Jordi Sampietro: "Tiré una moneda al aire y me quedé en Belgrado"

Si quieren un ejemplo de lo que es buscarse la vida, sigan leyendo esta historia. La de Jordi Sampietro es la de un hombre que removió todo en busca de una oportunidad en el mundo del baloncesto. Él, Licenciado en Eduación Física y en Psicología y con el Título de Entrenador Superior decidió marcharse hace ocho años a los Estados Unidos a abrirse una carrera como técnico que pronto le empezó a plantear dificultades. Al otro lado del Atlántico, en Indiana, en la Universidad de Syracuse, pronto le dijeron que si bien en el pasado podría haber tenido una oportunidad de entrar en el staff, que ahora se olvidara. Le dejaban estar en la grada y poco más. Las normas habían cambiado y ya era imposible acceder de la forma en que ataño se hizo a los cuerpos técnicos de las universidades para trabajar con ellos. Lejos de rendirse, este hecho espoleó a un Sampietro que, desde la decisión de un camino emprendido sin retorno ("a España no quería volver"), mandó su CV a "los cinco continentes", con una propuesta muy especial. "Ofrecía todos mis conocimientos, toda mi ayuda, a cambio de nada. Algo que chocaba mucho a aquellos que lo recibían. Les parecía algo raro". Cuando mandó los centenares de CV, su suerte estaba echada, aunque él ni lo intuyera. Desde ese momento, Belgrado sería su sitio.

 

Comienzos difíciles

"Finalmente me llamó un equipo de Belgrado, que ya no existe, aunque no es por mi culpa (risas) y me dejaron hacer labores de staff técnico. Fue muy duro, lo pasé realmente mal. No solo por el idioma, sino también porque me apoyaron poco, no valoraban mi trabajo. Exploté, pero después de unos meses allí, con el camino de no retorno emprendido, no podía volver a España. Hacer contactos, crecer como profesional y darme a conocer era parte de mi estrategia para ir a más. Sólo acababa de comenzar". Esa valentía repleta de problemas iniciáticos, también minó su capacidad económica. "Me pagaba yo todo, el piso también. Vivía de mis ahorros y al estar en el día a día de un club, aunque no cobrase, no podía dedicarme a otra cosa". Otro ejemplo más de persona que trabaja gratis para abrirse un hueco. Asociada esta idea a España y la juventud, no viene mal poner sobre la mesa este tipo de ejemplos foráneos para observar que en otros sitios, también se dan este tipo de situaciones.

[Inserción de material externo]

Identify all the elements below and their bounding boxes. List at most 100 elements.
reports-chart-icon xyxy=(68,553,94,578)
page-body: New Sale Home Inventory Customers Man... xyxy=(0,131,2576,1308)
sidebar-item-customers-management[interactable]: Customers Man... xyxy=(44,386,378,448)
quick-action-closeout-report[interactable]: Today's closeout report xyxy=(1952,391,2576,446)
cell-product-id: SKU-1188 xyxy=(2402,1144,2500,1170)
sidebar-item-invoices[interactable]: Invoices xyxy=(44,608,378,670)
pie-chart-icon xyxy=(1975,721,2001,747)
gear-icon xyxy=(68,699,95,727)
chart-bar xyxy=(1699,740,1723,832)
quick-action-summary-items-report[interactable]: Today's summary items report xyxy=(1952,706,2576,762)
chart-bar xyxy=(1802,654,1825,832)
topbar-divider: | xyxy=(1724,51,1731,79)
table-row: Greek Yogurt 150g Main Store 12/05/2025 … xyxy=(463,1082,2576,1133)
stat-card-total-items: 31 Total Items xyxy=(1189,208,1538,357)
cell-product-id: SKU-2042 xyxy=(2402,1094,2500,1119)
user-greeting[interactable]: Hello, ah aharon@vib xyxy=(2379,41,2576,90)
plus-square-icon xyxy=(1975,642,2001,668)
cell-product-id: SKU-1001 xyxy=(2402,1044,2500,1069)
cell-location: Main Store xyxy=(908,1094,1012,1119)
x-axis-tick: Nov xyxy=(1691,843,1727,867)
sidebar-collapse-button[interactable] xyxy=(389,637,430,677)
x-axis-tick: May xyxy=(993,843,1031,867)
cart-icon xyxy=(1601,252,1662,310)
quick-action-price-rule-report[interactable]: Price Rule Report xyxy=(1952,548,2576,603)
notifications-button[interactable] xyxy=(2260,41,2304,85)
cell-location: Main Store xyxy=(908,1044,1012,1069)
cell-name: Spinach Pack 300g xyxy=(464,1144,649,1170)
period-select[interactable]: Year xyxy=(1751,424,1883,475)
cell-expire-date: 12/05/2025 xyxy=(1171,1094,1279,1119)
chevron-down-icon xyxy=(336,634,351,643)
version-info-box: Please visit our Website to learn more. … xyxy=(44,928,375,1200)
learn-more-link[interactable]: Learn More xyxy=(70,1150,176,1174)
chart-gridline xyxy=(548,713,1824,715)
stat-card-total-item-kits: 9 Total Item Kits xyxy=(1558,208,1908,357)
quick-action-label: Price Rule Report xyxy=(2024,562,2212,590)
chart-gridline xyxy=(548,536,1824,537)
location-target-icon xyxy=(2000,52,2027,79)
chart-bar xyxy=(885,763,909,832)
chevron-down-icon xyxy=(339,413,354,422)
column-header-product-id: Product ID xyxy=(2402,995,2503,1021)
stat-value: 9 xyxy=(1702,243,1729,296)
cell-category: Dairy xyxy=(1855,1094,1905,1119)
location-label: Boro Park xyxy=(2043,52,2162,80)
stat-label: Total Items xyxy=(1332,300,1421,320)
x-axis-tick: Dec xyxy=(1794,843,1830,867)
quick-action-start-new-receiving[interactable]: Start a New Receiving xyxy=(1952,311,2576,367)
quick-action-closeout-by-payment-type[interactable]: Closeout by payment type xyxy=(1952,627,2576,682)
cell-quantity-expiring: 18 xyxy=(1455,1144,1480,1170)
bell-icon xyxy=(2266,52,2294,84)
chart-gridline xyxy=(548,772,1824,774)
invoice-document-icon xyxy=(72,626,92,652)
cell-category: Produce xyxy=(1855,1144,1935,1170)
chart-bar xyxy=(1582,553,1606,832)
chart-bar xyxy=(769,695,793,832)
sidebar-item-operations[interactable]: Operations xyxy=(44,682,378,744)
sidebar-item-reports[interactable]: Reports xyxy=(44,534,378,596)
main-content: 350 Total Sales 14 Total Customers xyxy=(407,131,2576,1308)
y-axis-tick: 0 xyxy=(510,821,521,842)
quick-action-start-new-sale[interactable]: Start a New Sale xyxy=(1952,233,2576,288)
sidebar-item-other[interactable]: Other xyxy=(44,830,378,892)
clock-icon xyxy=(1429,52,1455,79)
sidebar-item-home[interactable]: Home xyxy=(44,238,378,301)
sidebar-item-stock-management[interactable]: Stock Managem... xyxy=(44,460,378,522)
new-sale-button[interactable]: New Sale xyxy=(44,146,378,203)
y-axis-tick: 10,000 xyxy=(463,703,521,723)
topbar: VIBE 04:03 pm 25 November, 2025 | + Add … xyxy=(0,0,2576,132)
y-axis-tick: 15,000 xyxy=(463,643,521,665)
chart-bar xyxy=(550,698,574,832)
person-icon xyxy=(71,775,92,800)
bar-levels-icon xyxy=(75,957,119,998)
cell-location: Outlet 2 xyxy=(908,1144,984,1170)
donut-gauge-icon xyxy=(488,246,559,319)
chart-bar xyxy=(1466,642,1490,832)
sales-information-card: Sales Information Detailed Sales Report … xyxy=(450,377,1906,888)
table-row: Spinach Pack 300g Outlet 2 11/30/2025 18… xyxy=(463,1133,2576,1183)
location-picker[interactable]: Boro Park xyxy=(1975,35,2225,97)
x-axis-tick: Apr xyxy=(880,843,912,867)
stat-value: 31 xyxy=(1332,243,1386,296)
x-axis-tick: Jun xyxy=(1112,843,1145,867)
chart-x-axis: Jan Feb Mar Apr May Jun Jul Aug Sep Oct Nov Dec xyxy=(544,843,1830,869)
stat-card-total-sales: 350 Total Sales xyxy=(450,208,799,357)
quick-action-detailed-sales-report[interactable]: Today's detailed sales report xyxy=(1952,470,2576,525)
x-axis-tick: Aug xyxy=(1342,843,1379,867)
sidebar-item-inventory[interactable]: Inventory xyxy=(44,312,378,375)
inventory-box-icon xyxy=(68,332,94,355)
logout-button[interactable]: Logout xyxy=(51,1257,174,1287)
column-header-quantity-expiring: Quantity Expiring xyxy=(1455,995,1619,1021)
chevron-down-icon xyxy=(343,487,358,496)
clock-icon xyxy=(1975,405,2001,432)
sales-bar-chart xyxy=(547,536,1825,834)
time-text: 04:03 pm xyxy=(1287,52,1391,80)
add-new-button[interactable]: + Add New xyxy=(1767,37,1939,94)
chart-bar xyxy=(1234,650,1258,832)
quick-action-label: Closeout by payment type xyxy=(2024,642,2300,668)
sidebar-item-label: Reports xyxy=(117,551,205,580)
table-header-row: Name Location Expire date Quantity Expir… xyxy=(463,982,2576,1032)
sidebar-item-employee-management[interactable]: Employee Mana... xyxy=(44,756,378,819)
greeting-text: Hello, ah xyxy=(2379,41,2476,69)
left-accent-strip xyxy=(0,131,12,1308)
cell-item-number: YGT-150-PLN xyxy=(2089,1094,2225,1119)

"Tuve suerte porque un poco después de todo aquello, en 2005, me llamó el Estrella Roja y, sin percibir nada tampoco, pasé a formar parte de su cuerpo técnico. Estuvo bien, porque podía acudir a las charlas y aprender mucho". Acabada la experiencia con uno de los clubs más míticos del panorama balcánico, llegó el punto de inflexión para Sampietro. "Recibí una oferta de una agencia de representación española, para trabajar con ellos en Belgrado. Y a la vez, el que Guipúzcoa Basket me llamó para que fuese entrenador asistente". Es decir, esto último, lo que siempre pretendió este catalán. Sin embargo, su situación había cambiado bastante desde aquellos días en los que mandó CV como loco a cualquier sitio. "Yo ya estaba bien en Belgrado, me había adaptado a la ciudad después de un año, me gustaba. Realmente no sabía que hacer. Y tiré una moneda al aire. Cara o cruz. Salió Belgrado. Aquí sigo".

Desde entonces, Sampietro ha trabajado para varias agencias de representación recabando información sobre jugadores de toda Europa, viajando, conociendo mundo. Aunque no ha sido un proceso continuado. "Tras mi primer trabajo con una de estas empresas, hice una pausa, en la que afronté un reto tremendo como es el Ironman. Competí en el de Niza y lo terminé en 15 horas. Viajé a Nigeria, me abrí más al mundo y vi realidades distintas".

Y después de eso, vuelta a Belgrado. "Quería quedarme allí y vivir del baloncesto. Piqué puertas y empecé con otra agencia, con la que trabajo actualmente, y recientemente con un nuevo proyecto 'BelgradoBasketball' (http://belgradobasketball.com/), dedicado a entrenadores que quieran venir 10 días a convivir con las dinámicas de los clubes y ver entrenamientos, asistir a partidos...Queda mucho trabajo por delante, hay que picar piedra, pero de momento no me puedo quejar". Sobre los serbios comenta que "es una gente muy desconfiada, pero por los palos que les ha dado la vida. Siempre piden algo a cambio y son muy inaccesibles". Condicionantes que no parecen echarle atrás a la hora de seguir muchísimo tiempo en un mundo "donde puedes ver todo el baloncesto que quieras. Para mi Belgrado es felicidad".